Marcel Gauvreau
- Born: 9 January 1955 (age 70) Calgary, Alberta
- Sport country: Canada
- Professional: 1983–1993
- Highest ranking: 38 (1986–1987)
- Best ranking finish: Last 16 (x3)

= Marcel Gauvreau =

Canadian snooker player (born 1955)

Marcel Gauvreau (born 9 January 1955) is a Canadian former professional snooker player.

==Career==

Gauvreau was born in 1955, and turned professional in 1983. He reached the last 32 at the World Championship at his first attempt in 1984, losing 5–10 to David Taylor, and the last 16 of the International Open the following season, where he was defeated 3–5 by Willie Thorne.
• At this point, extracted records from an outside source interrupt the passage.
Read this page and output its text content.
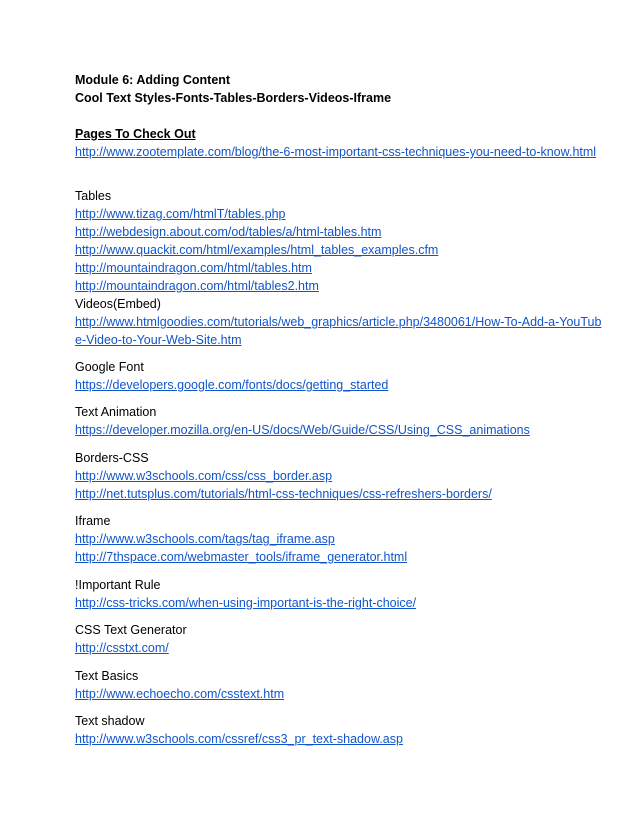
Module 6: Adding Content
Cool Text Styles-Fonts-Tables-Borders-Videos-Iframe
Pages To Check Out
http://www.zootemplate.com/blog/the-6-most-important-css-techniques-you-need-to-know.html
Tables
http://www.tizag.com/htmlT/tables.php
http://webdesign.about.com/od/tables/a/html-tables.htm
http://www.quackit.com/html/examples/html_tables_examples.cfm
http://mountaindragon.com/html/tables.htm
http://mountaindragon.com/html/tables2.htm
Videos(Embed)
http://www.htmlgoodies.com/tutorials/web_graphics/article.php/3480061/How-To-Add-a-YouTub
e-Video-to-Your-Web-Site.htm
Google Font
https://developers.google.com/fonts/docs/getting_started
Text Animation
https://developer.mozilla.org/en-US/docs/Web/Guide/CSS/Using_CSS_animations
Borders-CSS
http://www.w3schools.com/css/css_border.asp
http://net.tutsplus.com/tutorials/html-css-techniques/css-refreshers-borders/
Iframe
http://www.w3schools.com/tags/tag_iframe.asp
http://7thspace.com/webmaster_tools/iframe_generator.html
!Important Rule
http://css-tricks.com/when-using-important-is-the-right-choice/
CSS Text Generator
http://csstxt.com/
Text Basics
http://www.echoecho.com/csstext.htm
Text shadow
http://www.w3schools.com/cssref/css3_pr_text-shadow.asp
In the 1986 Classic, Gauvreau lost 2–5 in the last 16 to Jimmy White, and the next season, another run to this stage followed, this time at the 1986 International Open; here, he was beaten 2–5 by Peter Francisco.

In qualifying for the 1990 World Championship, Gauvreau trailed Jackie Rea 1–5, but recovered to 9–9; requiring several snookers in the deciding frame, he achieved them, going on to win the match 10–9. Rea retired from professional snooker after his defeat, and Gauvreau was eliminated in the next qualifying round, 5–10 by Gary Wilkinson.

Already outside the top 64 by the time of his defeat to Wilkinson, Gauvreau slipped further down the rankings in the next three years, and in 1993, ranked 86th, he lost his professional status.